Asynchronous Persistent Evaluations

The UserPersistentStorageInterface exposes two methods for asynchronous persistent evaluations. Because the getExperiment call is synchronous, you must load the value first, and pass it in as userPersistedValues
interface UserPersistentStorageInterface {
    fun loadAsync(key: String, callback: IPersistentStorageCallback)
    fun save(key: String, experimentName: String, data: String)
    fun delete(key: String, experiment: String)
    ...
}
interface IPersistentStorageCallback {
    fun onLoaded(values: PersistedValues)
}
For your convenience, we’ve created a top level method to load the value for a given user and ID Type:
// Asynchronous load values
val userPersistedValues = Statsig.client.loadUserPersistedValuesAsync(
  user: StatsigUser,
  idType: string, // userID, stableID, customIDxyz, etc
  callback: IPersistentStorageCallback
);

// Synchronous load values 
val userPersistedvalues = Statsig.client.loadUserPersistedValues(
    user: StatsigUser,
  idType: string, // userID, stableID, customIDxyz, etc
)
Putting it all together, assuming you have implemented the UserPersistentStorageInterface and set it on StatsigOptions, your call site will look like this:
// Asynchronous 
val callback = object: IPersistentStorageCallback {
    @override
    fun onLoaded(values: PersistedValues) {
        Statsig.getExperiment(user, "sample_experiment", GetExperimentOptions(userPersistedValues = values))
    }
}
val userValues = Statsig.client.loadUserPersistedValuesAsync(user, "userID", callback)

// Synchronous
val user = StatsigUser(userID = "user123")
val userValues = Statsig.client.loadUserPersistedValues(user, 'userID');
const experiment = statsig.getExperiment({userID: "123"}, 'the_allocated_experiment', { userPersistedValues: userValues });
If you are using java, you can only override loadAsync function and ignore load function as empty.

Local Overrides

It is possible to override the values returned by the Statsig SDK. This can be useful in unit testing or for enabling features for local development. To get setup with local overrides, you can pass an instance of LocalOverrideAdapter to the SDK via the StatsigOptions object.
It is possible to write your own override adapter. You can implement the IOverrideAdapter interface and pass that in instead.
val user = StatsigUser("user-a")

val overrides = LocalOverrideAdapter()

// Override a gate
overrides.setGate(user, "local_override_gate", true)

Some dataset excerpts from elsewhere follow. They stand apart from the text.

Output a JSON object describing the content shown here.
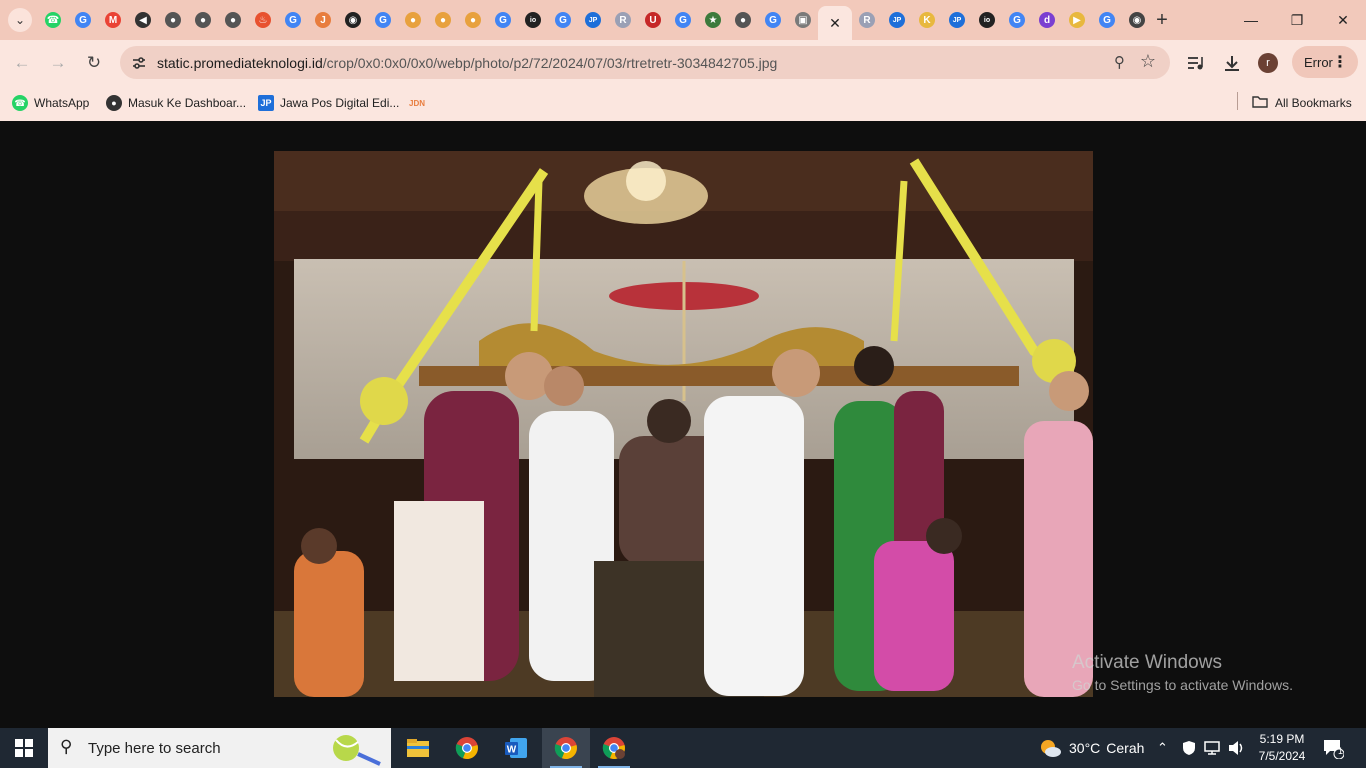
{
  "browser": {
    "tabs": [
      {
        "icon": "whatsapp-icon",
        "color": "#25d366"
      },
      {
        "icon": "google-icon",
        "color": "#4285f4"
      },
      {
        "icon": "gmail-icon",
        "color": "#ea4335"
      },
      {
        "icon": "speaker-icon",
        "color": "#333333"
      },
      {
        "icon": "globe-icon",
        "color": "#555555"
      },
      {
        "icon": "globe-icon",
        "color": "#555555"
      },
      {
        "icon": "globe-icon",
        "color": "#555555"
      },
      {
        "icon": "fire-icon",
        "color": "#e8512f"
      },
      {
        "icon": "google-icon",
        "color": "#4285f4"
      },
      {
        "icon": "jdn-icon",
        "color": "#e87d3e"
      },
      {
        "icon": "github-icon",
        "color": "#222222"
      },
      {
        "icon": "google-icon",
        "color": "#4285f4"
      },
      {
        "icon": "ball-icon",
        "color": "#e8a13e"
      },
      {
        "icon": "ball-icon",
        "color": "#e8a13e"
      },
      {
        "icon": "ball-icon",
        "color": "#e8a13e"
      },
      {
        "icon": "google-icon",
        "color": "#4285f4"
      },
      {
        "icon": "io-icon",
        "color": "#222222"
      },
      {
        "icon": "google-icon",
        "color": "#4285f4"
      },
      {
        "icon": "jp-icon",
        "color": "#1e6fd9"
      },
      {
        "icon": "r-icon",
        "color": "#9aa0b5"
      },
      {
        "icon": "u-icon",
        "color": "#c62828"
      },
      {
        "icon": "google-icon",
        "color": "#4285f4"
      },
      {
        "icon": "emblem-icon",
        "color": "#3c7a3c"
      },
      {
        "icon": "globe-icon",
        "color": "#555555"
      },
      {
        "icon": "google-icon",
        "color": "#4285f4"
      },
      {
        "icon": "image-icon",
        "color": "#7a7a7a"
      }
    ],
    "tabs_right": [
      {
        "icon": "r-icon",
        "color": "#9aa0b5"
      },
      {
        "icon": "jp-icon",
        "color": "#1e6fd9"
      },
      {
        "icon": "k-icon",
        "color": "#e8b83e"
      },
      {
        "icon": "jp-icon",
        "color": "#1e6fd9"
      },
      {
        "icon": "io-icon",
        "color": "#222222"
      },
      {
        "icon": "google-icon",
        "color": "#4285f4"
      },
      {
        "icon": "d-icon",
        "color": "#7b3fd1"
      },
      {
        "icon": "media-icon",
        "color": "#e8b83e"
      },
      {
        "icon": "google-icon",
        "color": "#4285f4"
      },
      {
        "icon": "github-icon",
        "color": "#444444"
      }
    ],
    "url_host": "static.promediateknologi.id",
    "url_path": "/crop/0x0:0x0/0x0/webp/photo/p2/72/2024/07/03/rtretretr-3034842705.jpg",
    "profile_initial": "r",
    "error_label": "Error",
    "bookmarks": [
      {
        "label": "WhatsApp",
        "icon": "whatsapp-icon",
        "color": "#25d366"
      },
      {
        "label": "Masuk Ke Dashboar...",
        "icon": "dashboard-icon",
        "color": "#333333"
      },
      {
        "label": "Jawa Pos Digital Edi...",
        "icon": "jp-icon",
        "color": "#1e6fd9"
      },
      {
        "label": "",
        "icon": "jdn-icon",
        "color": "#e87d3e"
      }
    ],
    "all_bookmarks_label": "All Bookmarks"
  },
  "watermark": {
    "line1": "Activate Windows",
    "line2": "Go to Settings to activate Windows."
  },
  "taskbar": {
    "search_placeholder": "Type here to search",
    "apps": [
      "file-explorer-icon",
      "chrome-icon",
      "word-icon",
      "chrome-icon",
      "chrome-icon"
    ],
    "weather_temp": "30°C",
    "weather_text": "Cerah",
    "time": "5:19 PM",
    "date": "7/5/2024",
    "notification_count": "1"
  }
}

// Override a dynamic config (Similar for Layer and Experiment)
val config = DynamicConfig("local_override_dynamic_config", mapOf("key" to "val"))
overrides.setConfig(user, config)

val opts = StatsigOptions()
opts.overrideAdapter = overrides

Statsig.client.initializeAsync(
  app, 
  YOUR_SDK_KEY, 
  callback, 
  opts // <- Pass in StatsigOptions
)

FAQs

See the guide on device level experiments.